One of those women is Laura Pollan, the leader of Women and White and the recipient of the European Parliament's 2005 Sakharov Prize for Freedom of Thought. Pollan died on Oct.14 at age 63.
Another is Bertha Antunez who lives in exile in Florida.
She spoke at a meeting last month on the sidelines of the U.N. General Assembly along with other human rights activists, including Marina Nemat, Iranian author and former political prisoner; Jacqueline Kasha, Ugandan LGBT rights activist and winner of Martin Ennals 2011 Human Rights Defenders Prize; and Rebiya Kadeer, Uyghur dissident and former political prisoner.
Antunez used the podium to urge the international community to help women in Cuba who are working for human rights.
"These women, today, at this moment, risk their lives, put their bodies before the police violence," she told a roomful of people at the forum, organized by a coalition of international nongovernmental groups. "Their voices shout for freedom while they are brutally beaten and they continue to take to the streets."
Antunez said her activism was fueled by prison visits to her brother, released in 2007, after 17 years of incarceration in various prisons, making him one of the longest serving political prisoners in Cuba.
"Soldiers from the prison savagely beat my brother in my presence and in the presence of two children from our family.

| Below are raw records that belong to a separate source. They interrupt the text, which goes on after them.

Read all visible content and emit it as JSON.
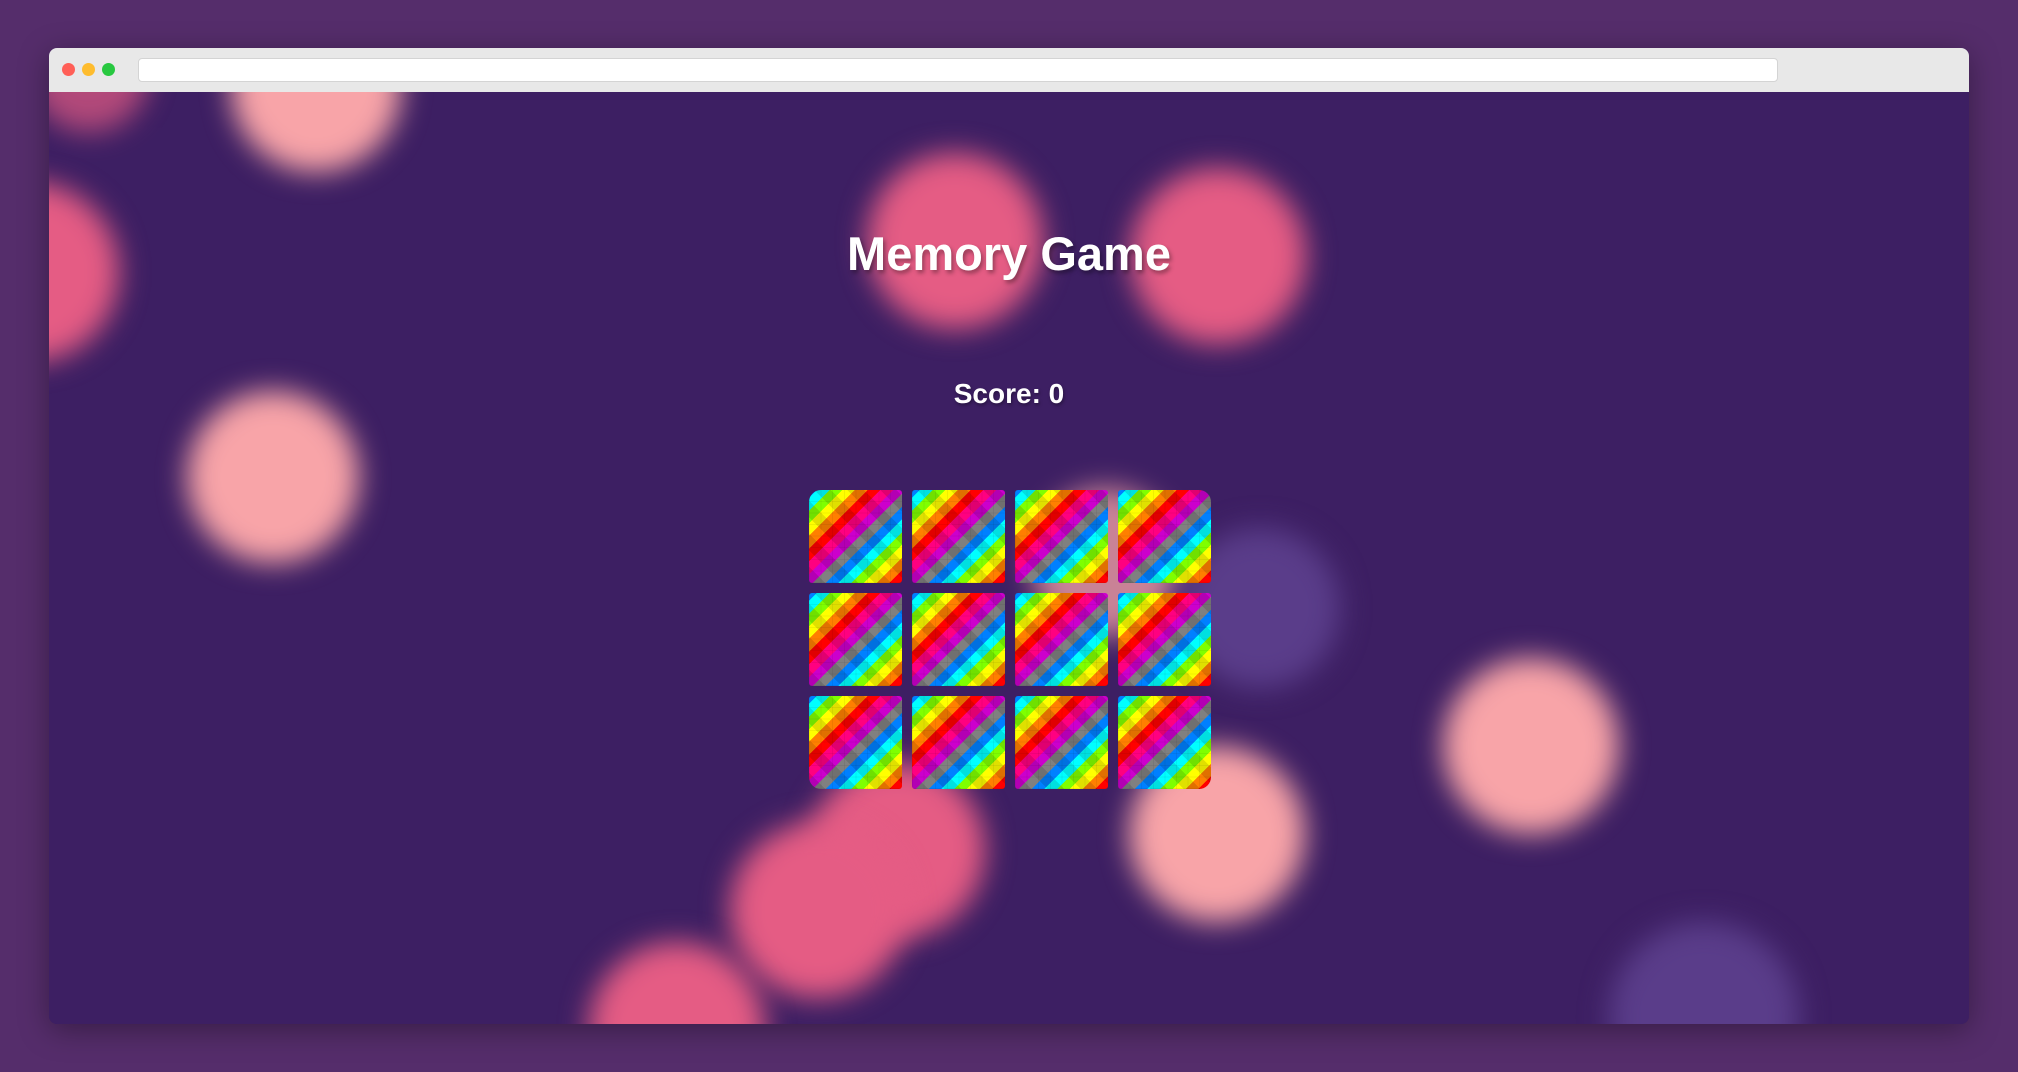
{
  "browser": {
    "url": ""
  },
  "game": {
    "title": "Memory Game",
    "score_text": "Score: 0",
    "score": 0,
    "cards": [
      {
        "state": "face-down"
      },
      {
        "state": "face-down"
      },
      {
        "state": "face-down"
      },
      {
        "state": "face-down"
      },
      {
        "state": "face-down"
      },
      {
        "state": "face-down"
      },
      {
        "state": "face-down"
      },
      {
        "state": "face-down"
      },
      {
        "state": "face-down"
      },
      {
        "state": "face-down"
      },
      {
        "state": "face-down"
      },
      {
        "state": "face-down"
      }
    ]
  },
  "colors": {
    "page_background": "#552d6b",
    "viewport_background": "#3d1f63",
    "bokeh_pink": "#e55c84",
    "bokeh_peach": "#f8a4a8",
    "bokeh_violet": "#5a3d8a"
  }
}
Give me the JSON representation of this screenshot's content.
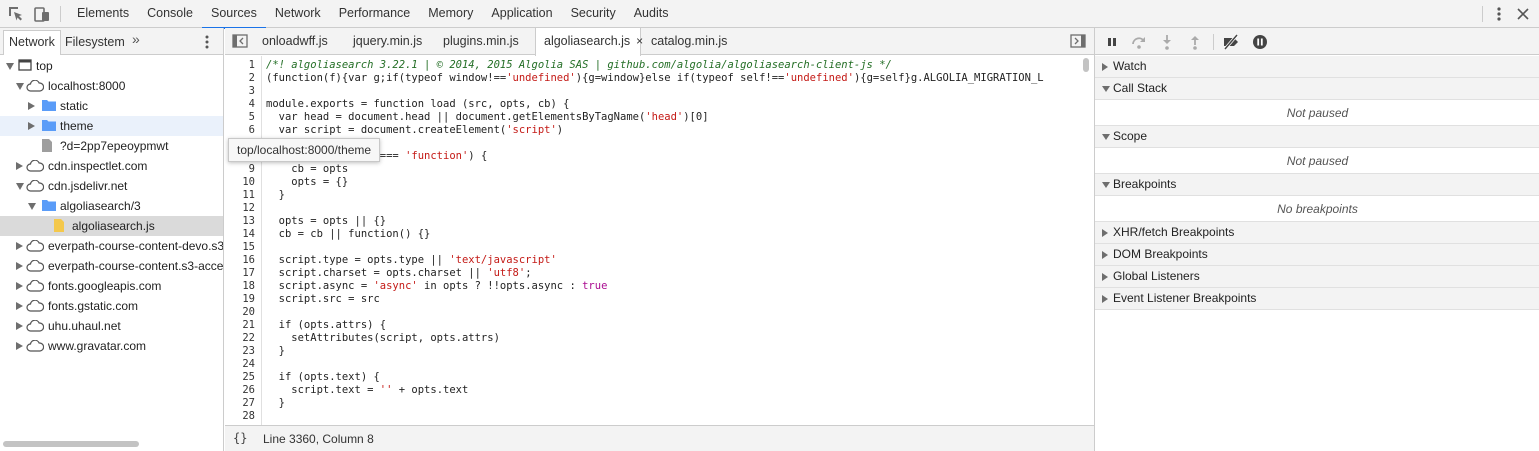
{
  "toolbar": {
    "tabs": [
      "Elements",
      "Console",
      "Sources",
      "Network",
      "Performance",
      "Memory",
      "Application",
      "Security",
      "Audits"
    ],
    "active_tab": "Sources",
    "accent_color": "#1a73e8"
  },
  "navigator": {
    "tabs": [
      "Network",
      "Filesystem"
    ],
    "active_tab": "Network",
    "more_tabs_glyph": "»",
    "tree": [
      {
        "label": "top",
        "depth": 0,
        "icon": "frame-icon",
        "expanded": true
      },
      {
        "label": "localhost:8000",
        "depth": 1,
        "icon": "cloud-icon",
        "expanded": true
      },
      {
        "label": "static",
        "depth": 2,
        "icon": "folder-icon",
        "expanded": false
      },
      {
        "label": "theme",
        "depth": 2,
        "icon": "folder-icon",
        "expanded": false,
        "hover": true
      },
      {
        "label": "?d=2pp7epeoypmwt",
        "depth": 2,
        "icon": "file-icon"
      },
      {
        "label": "cdn.inspectlet.com",
        "depth": 1,
        "icon": "cloud-icon",
        "expanded": false
      },
      {
        "label": "cdn.jsdelivr.net",
        "depth": 1,
        "icon": "cloud-icon",
        "expanded": true
      },
      {
        "label": "algoliasearch/3",
        "depth": 2,
        "icon": "folder-icon",
        "expanded": true
      },
      {
        "label": "algoliasearch.js",
        "depth": 3,
        "icon": "js-file-icon",
        "selected": true
      },
      {
        "label": "everpath-course-content-devo.s3",
        "depth": 1,
        "icon": "cloud-icon",
        "expanded": false
      },
      {
        "label": "everpath-course-content.s3-acce",
        "depth": 1,
        "icon": "cloud-icon",
        "expanded": false
      },
      {
        "label": "fonts.googleapis.com",
        "depth": 1,
        "icon": "cloud-icon",
        "expanded": false
      },
      {
        "label": "fonts.gstatic.com",
        "depth": 1,
        "icon": "cloud-icon",
        "expanded": false
      },
      {
        "label": "uhu.uhaul.net",
        "depth": 1,
        "icon": "cloud-icon",
        "expanded": false
      },
      {
        "label": "www.gravatar.com",
        "depth": 1,
        "icon": "cloud-icon",
        "expanded": false
      }
    ],
    "tooltip": "top/localhost:8000/theme"
  },
  "editor": {
    "tabs": [
      {
        "label": "onloadwff.js",
        "active": false
      },
      {
        "label": "jquery.min.js",
        "active": false
      },
      {
        "label": "plugins.min.js",
        "active": false
      },
      {
        "label": "algoliasearch.js",
        "active": true,
        "closable": true
      },
      {
        "label": "catalog.min.js",
        "active": false
      }
    ],
    "close_glyph": "×",
    "lines": [
      {
        "n": "1",
        "t": [
          [
            "c",
            "/*! algoliasearch 3.22.1 | © 2014, 2015 Algolia SAS | github.com/algolia/algoliasearch-client-js */"
          ]
        ]
      },
      {
        "n": "2",
        "t": [
          [
            "p",
            "(function(f){var g;if(typeof window!=="
          ],
          [
            "s",
            "'undefined'"
          ],
          [
            "p",
            "){g=window}else if(typeof self!=="
          ],
          [
            "s",
            "'undefined'"
          ],
          [
            "p",
            "){g=self}g.ALGOLIA_MIGRATION_L"
          ]
        ]
      },
      {
        "n": "3",
        "t": [
          [
            "p",
            ""
          ]
        ]
      },
      {
        "n": "4",
        "t": [
          [
            "p",
            "module.exports = function load (src, opts, cb) {"
          ]
        ]
      },
      {
        "n": "5",
        "t": [
          [
            "p",
            "  var head = document.head || document.getElementsByTagName("
          ],
          [
            "s",
            "'head'"
          ],
          [
            "p",
            ")[0]"
          ]
        ]
      },
      {
        "n": "6",
        "t": [
          [
            "p",
            "  var script = document.createElement("
          ],
          [
            "s",
            "'script'"
          ],
          [
            "p",
            ")"
          ]
        ]
      },
      {
        "n": "7",
        "t": [
          [
            "p",
            ""
          ]
        ]
      },
      {
        "n": "8",
        "t": [
          [
            "p",
            "  if (typeof opts === "
          ],
          [
            "s",
            "'function'"
          ],
          [
            "p",
            ") {"
          ]
        ]
      },
      {
        "n": "9",
        "t": [
          [
            "p",
            "    cb = opts"
          ]
        ]
      },
      {
        "n": "10",
        "t": [
          [
            "p",
            "    opts = {}"
          ]
        ]
      },
      {
        "n": "11",
        "t": [
          [
            "p",
            "  }"
          ]
        ]
      },
      {
        "n": "12",
        "t": [
          [
            "p",
            ""
          ]
        ]
      },
      {
        "n": "13",
        "t": [
          [
            "p",
            "  opts = opts || {}"
          ]
        ]
      },
      {
        "n": "14",
        "t": [
          [
            "p",
            "  cb = cb || function() {}"
          ]
        ]
      },
      {
        "n": "15",
        "t": [
          [
            "p",
            ""
          ]
        ]
      },
      {
        "n": "16",
        "t": [
          [
            "p",
            "  script.type = opts.type || "
          ],
          [
            "s",
            "'text/javascript'"
          ]
        ]
      },
      {
        "n": "17",
        "t": [
          [
            "p",
            "  script.charset = opts.charset || "
          ],
          [
            "s",
            "'utf8'"
          ],
          [
            "p",
            ";"
          ]
        ]
      },
      {
        "n": "18",
        "t": [
          [
            "p",
            "  script.async = "
          ],
          [
            "s",
            "'async'"
          ],
          [
            "p",
            " in opts ? !!opts.async : "
          ],
          [
            "k",
            "true"
          ]
        ]
      },
      {
        "n": "19",
        "t": [
          [
            "p",
            "  script.src = src"
          ]
        ]
      },
      {
        "n": "20",
        "t": [
          [
            "p",
            ""
          ]
        ]
      },
      {
        "n": "21",
        "t": [
          [
            "p",
            "  if (opts.attrs) {"
          ]
        ]
      },
      {
        "n": "22",
        "t": [
          [
            "p",
            "    setAttributes(script, opts.attrs)"
          ]
        ]
      },
      {
        "n": "23",
        "t": [
          [
            "p",
            "  }"
          ]
        ]
      },
      {
        "n": "24",
        "t": [
          [
            "p",
            ""
          ]
        ]
      },
      {
        "n": "25",
        "t": [
          [
            "p",
            "  if (opts.text) {"
          ]
        ]
      },
      {
        "n": "26",
        "t": [
          [
            "p",
            "    script.text = "
          ],
          [
            "s",
            "''"
          ],
          [
            "p",
            " + opts.text"
          ]
        ]
      },
      {
        "n": "27",
        "t": [
          [
            "p",
            "  }"
          ]
        ]
      },
      {
        "n": "28",
        "t": [
          [
            "p",
            ""
          ]
        ]
      }
    ],
    "status": {
      "pretty_print": "{}",
      "cursor": "Line 3360, Column 8"
    }
  },
  "debugger": {
    "panes": [
      {
        "title": "Watch",
        "expanded": false
      },
      {
        "title": "Call Stack",
        "expanded": true,
        "body": "Not paused"
      },
      {
        "title": "Scope",
        "expanded": true,
        "body": "Not paused"
      },
      {
        "title": "Breakpoints",
        "expanded": true,
        "body": "No breakpoints"
      },
      {
        "title": "XHR/fetch Breakpoints",
        "expanded": false
      },
      {
        "title": "DOM Breakpoints",
        "expanded": false
      },
      {
        "title": "Global Listeners",
        "expanded": false
      },
      {
        "title": "Event Listener Breakpoints",
        "expanded": false
      }
    ]
  },
  "colors": {
    "string": "#c41a16",
    "comment": "#236e25",
    "keyword": "#aa0d91",
    "folder": "#5a9cf8",
    "js_file": "#f4c84b"
  }
}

We were beaten too. On various occasions I had to resort to a hunger strike to save my brother's life," she told the human rights activists, advocates and supporters.
Motivational Visits
In an interview with Women's eNews, Antunez expanded on how those prison visits had motivated her.
"I got firsthand testimony from many prisoners and there were things I couldn't believe" she said. "I never thought these abuses were taking place in my country. I knew there were injustices outside the prison because we are all victims of those; but this was torture."
A Cuban dissident group, the Cuban Democratic Directorate, based in Hialeah, Fla., reports that Antunez's brother, Jorge Luis Garcia Perez, was arrested during a demonstration for yelling that communism was "an error and a utopia." His speech was considered "oral enemy propaganda," the report says. His sentence was extended several times for speaking back to guards and continuing to vocalize his political beliefs.
Antunez and relatives of other family members of political prisoners founded the National Movement of Civic Resistance "Pedro Luis Boitel" to fight abuse in prisons.
The group remains active and continues to organize peaceful protests, sit-ins and hunger strikes at prisons across the island.
This year, the incarceration of two of the group's members and other recent crackdowns on dissidents spurred Human Rights Watch to issue statement in June saying that Cuban laws "criminalize virtually all forms of dissent, and grant officials extraordinary authority to penalize people who try to exercise their basic rights."